In un sussulto di orgoglio chiedo allora a Giannini, a Reggi e ai loro esegeti parlamentari vari: Ammettendo e non concedendo di dover essere formato, chi provvederà a elargirmi i nuovi saperi professionali? Coloro che non si sono ancora sbarazzati del sospetto di conflitto di interessi che grava sulle cosiddette 'Pillole del Sapere'? Coloro che hanno cambiato e ricambiato opinione e prospettiva di indirizzo sulla questione dei BES? O coloro che da una parte sollecitano l'uso per la gestione degli Esami di Stato di 'Commissione Web', l'applicativo del ministero che funziona in rete, e dall'altra ricordano alle scuole la necessità di impedire l'accesso a Internet durante le prove scritte, con il risultato di bloccare strumenti e procedure?.

Marco Guastavigna


 

Come usare il tempo

Davvero si può pensare che il problema della qualità della scuola  oggi sia legato all’orario scolastico dei docenti?  Chiunque frequenti una scuola superiore e non un Ministero, potrà constatare cattedre che oscillano dalle 18 alle 24 ore, e non sempre chi dà la disponibilità a veder lievitare il proprio orario si impegna maggiormente o ottiene risultati migliori perché più qualificato.  Anzi, a volte  è costretto a selezionare  i  compiti  più urgenti,  quasi sempre legati alla burocrazia, per tralasciarne altri più significativi. Ciò può succedere nei migliori dei casi per necessità, nei peggiori per opportunismo.
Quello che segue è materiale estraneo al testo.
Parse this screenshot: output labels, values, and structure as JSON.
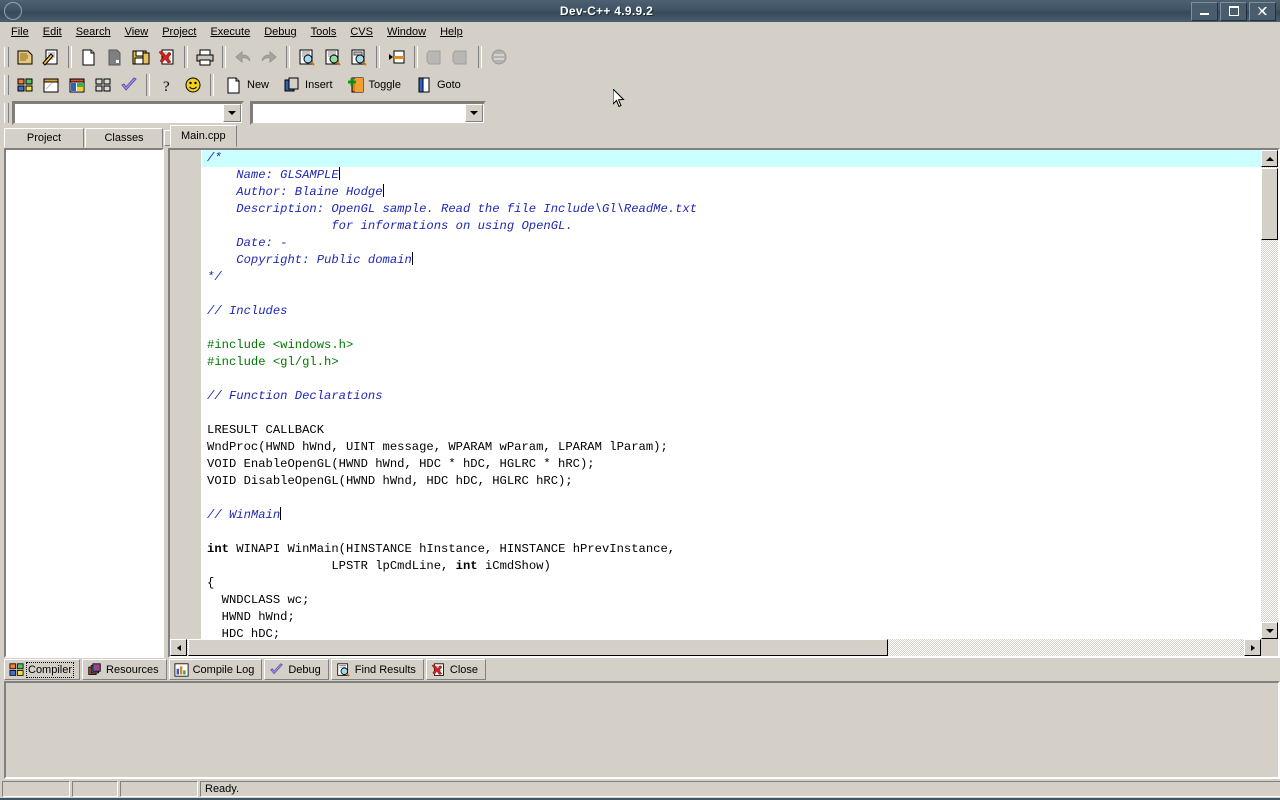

Detto ciò, sono favorevole a un aumento del tempo trascorso a scuola dagli insegnanti: tra docenti (negli istituti superiori) non si parla, non ci si confronta, non si programma.  É quindi fondamentale far funzionare i dipartimenti come luogo fisico e mentale nel quale correggere, preparare le lezioni, programmare,  discutere e individuare i bisogni che possono sfociare anche nella richiesta di corsi di aggiornamento, ormai assenti nei nostri istituti. Solo così le buone prassi possono diffondersi sul territorio e proliferare, le esperienze delle  singole scuole negli anni '70 lo hanno dimostrato: gli insegnanti, se motivati e coinvolti dal basso, sono consapevoli della loro professionalità e “producono”.

Spero tanto che almeno una volta non si pensi alla “nostra” scuola  solo con una logica di risparmio (supplenze, corsi di recupero, 36 ore alla settimana), ma con l’intento di riqualificarla, favorire l’aggiornamento, la ricerca-azione e non solo il potenziamento teorico dell’inglese e dell’informatica.
La produttività , anche nelle fabbriche, non si ottiene con l’aumento delle ore di lavoro , ma con la riorganizzazione del lavoro e onestamente penso che la classe dirigente d’oggi non sia in grado di gestire il proprio lavoro e il proprio tempo, forse anche lei dovrebbe essere formata. Solo allora sarà logico chiedere ai docenti di non essere autoreferenziali, perché la politica – superando la propria autoreferenzialità - avrà dimostrato di voler stimolare un dibattito su professionalità e competenze, di voler motivare gli operatori della scuola e non di volerli punire.